E o artigo 56º nº 3 do Dec. Lei nº 139A/90, de 28 de Abril estipula que “a aquisição de licenciatura ou diploma de estudos superiores especializados em domínio que vise a qualificação para o exercício de outras funções educativas, nos termos do disposto no nº 1, por docentes profissionalizados integrados na carreira, determina a mudança de escalão correspondente àquele em que o docente se encontraria se tivesse ingressado na carreira com o grau de licenciado, no qual o docente cumprirá o mínimo de um ano de Serviço Completo”.
Ainda de acordo com o nº 4 do mesmo artigo e diploma legal, os cursos de estudos superiores especializados vieram a ser definidos pelo Despacho nº 809/97, do Ministro da Educação, publicado no D.R., 2ª Série, nº 118, de 22.05.97, encontrando-se entre eles os adquiridos pelo recorrente na E.S.E. Jean Piaget.
Ora, a formação base do recorrente é o Curso de Complemento de Formação de Trabalhos Manuais, regulado pelo Dec. Lei nº 311/84, de 26 de Setembro, e tal formação é reconhecida como equiparada a bacharelato, nos termos do Despacho nº 136/ME/88, publicado no D.R. II Série nº 194, de 23 de Agosto de 1988, sendo de notar que este último alterou o nº 2 do Despacho 138/MEC/87, publicado no D.R., 2ª Série, nº 129, de 5 de Junho de 1987, retirando a parte final deste último, segundo a qual as mencionadas habilitações constituem, para efeitos exclusivamente profissionais no âmbito da docência, habilitação académica de grau superior.
Ou seja, é de concluir, de acordo com o parecer do Ministério Público, que o recorrente possuía a habilitação exigida, por equiparação a curso de nível superior, para aceder a ser admitido ao CESES.
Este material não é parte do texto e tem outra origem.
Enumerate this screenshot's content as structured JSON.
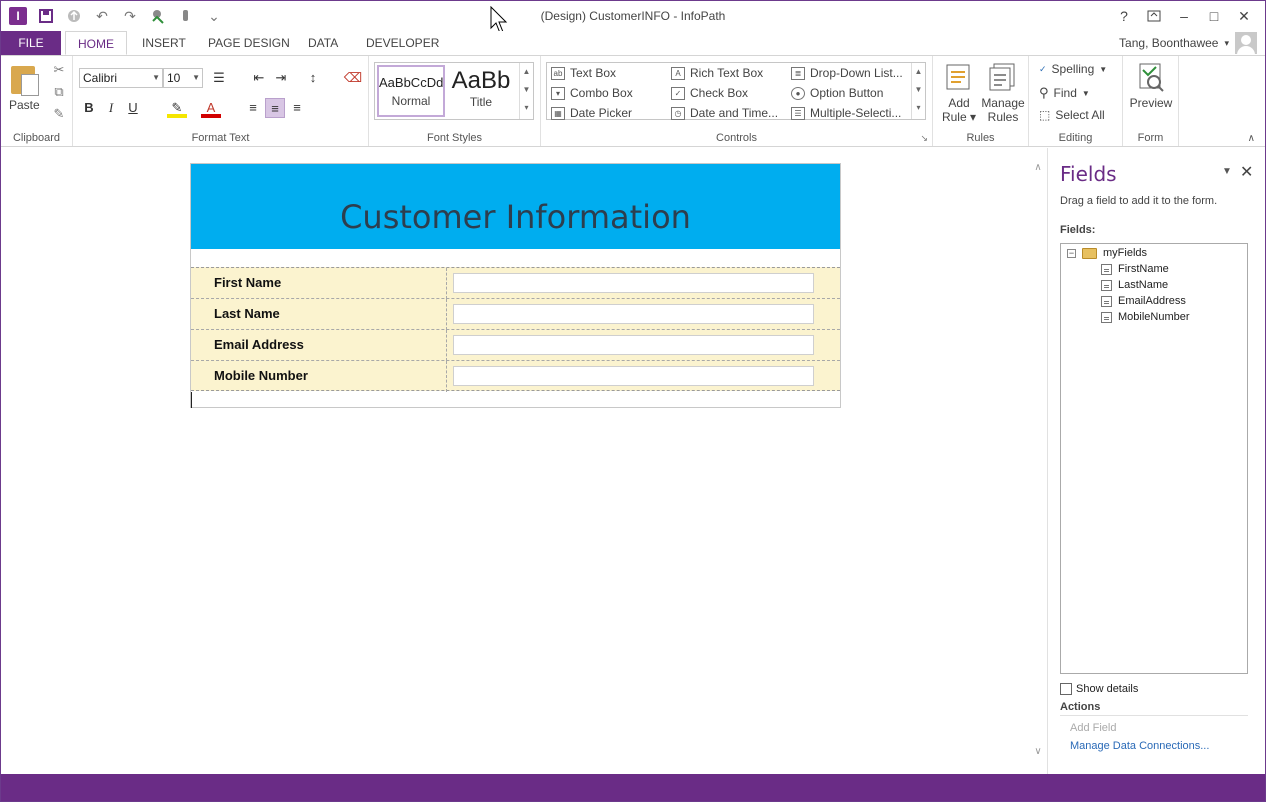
{
  "window": {
    "title": "(Design) CustomerINFO - InfoPath",
    "help": "?",
    "min": "–",
    "max": "□",
    "close": "✕"
  },
  "qat": {
    "app_glyph": "I",
    "undo": "↶",
    "redo": "↷",
    "customize": "⌄"
  },
  "tabs": [
    "FILE",
    "HOME",
    "INSERT",
    "PAGE DESIGN",
    "DATA",
    "DEVELOPER"
  ],
  "user": {
    "name": "Tang, Boonthawee",
    "menu": "▾"
  },
  "ribbon": {
    "clipboard": {
      "paste": "Paste",
      "label": "Clipboard"
    },
    "format_text": {
      "font": "Calibri",
      "size": "10",
      "bold": "B",
      "italic": "I",
      "underline": "U",
      "label": "Format Text"
    },
    "font_styles": {
      "normal_sample": "AaBbCcDd",
      "normal": "Normal",
      "title_sample": "AaBb",
      "title": "Title",
      "label": "Font Styles"
    },
    "controls": {
      "items": [
        "Text Box",
        "Combo Box",
        "Date Picker",
        "Rich Text Box",
        "Check Box",
        "Date and Time...",
        "Drop-Down List...",
        "Option Button",
        "Multiple-Selecti..."
      ],
      "label": "Controls"
    },
    "rules": {
      "add_rule": "Add",
      "add_rule2": "Rule ▾",
      "manage": "Manage",
      "manage2": "Rules",
      "label": "Rules"
    },
    "editing": {
      "spelling": "Spelling",
      "find": "Find",
      "select_all": "Select All",
      "label": "Editing"
    },
    "form": {
      "preview": "Preview",
      "label": "Form"
    }
  },
  "form": {
    "title": "Customer Information",
    "rows": [
      {
        "label": "First Name",
        "value": ""
      },
      {
        "label": "Last Name",
        "value": ""
      },
      {
        "label": "Email Address",
        "value": ""
      },
      {
        "label": "Mobile Number",
        "value": ""
      }
    ]
  },
  "pane": {
    "title": "Fields",
    "description": "Drag a field to add it to the form.",
    "fields_label": "Fields:",
    "root": "myFields",
    "fields": [
      "FirstName",
      "LastName",
      "EmailAddress",
      "MobileNumber"
    ],
    "show_details": "Show details",
    "actions_label": "Actions",
    "add_field": "Add Field",
    "manage_connections": "Manage Data Connections..."
  },
  "colors": {
    "accent": "#6a2c86",
    "form_header": "#00adef",
    "form_body": "#fbf3cf",
    "link": "#2a6ab7"
  },
  "icons": [
    "app-logo-icon",
    "save-icon",
    "undo-icon",
    "redo-icon",
    "paste-icon",
    "cut-icon",
    "copy-icon",
    "format-painter-icon",
    "spelling-icon",
    "find-icon",
    "select-all-icon",
    "preview-icon",
    "folder-icon",
    "field-icon",
    "close-icon"
  ]
}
De qualquer forma, e como se escreve ainda naquele douto parecer, tendo o despacho recorrido, tal como o despacho de 5.05.2000 e o despacho de 4.06.01, salvaguardado os efeitos jurídicos dos reposicionamentos efectuados antes de 5.05.00, e estando o recorrente nessa situação, uma vez que foi reposicionado por despacho de 24.06.97, não se compreende que se pretenda impedi-lo de aceder na carreira, tal como esse reposicionamento permite, já que os actos de progressão nos escalões posteriores a esse reposicionamento são actos consequentes a este.
Concluindo, uma vez que se mantém válido o reposicionamento na carreira, decorrentes do CESES obtido pelo recorrente na Escola Jean Piaget, são legais os actos de progressão subsequentes, assistindo ao recorrente o direito a progredir até ao 10º escalão, nos termos dos nos 1 e 2 do artigo 11º do D.L. nº 312/99, de 10 de Agosto.
Procede, assim, o invocado vício de violação de lei.
E procede, igualmente, o vício de forma por falta de fundamentação, uma vez que a entidade recorrida não explicitou quaisquer razões de facto ou de direito para declarar nula a certificação do CESES obtida pelo recorrente, assim violando o disposto nos artigos 124º e 125º do Cod. Proc. Administrativa.
Além de que o recorrente não foi ouvido no procedimento antes de ser tomada a decisão final, como é exigido pelo artigo 100º e seguintes do Cód. Proc. Administrativo.
4. Decisão.
Em face do exposto, acordam em conceder provimento ao recurso e em anular o acto recorrido.
Sem custas.
Lisboa, 17.05.07
as.) António de Almeida Coelho da Cunha (Relator)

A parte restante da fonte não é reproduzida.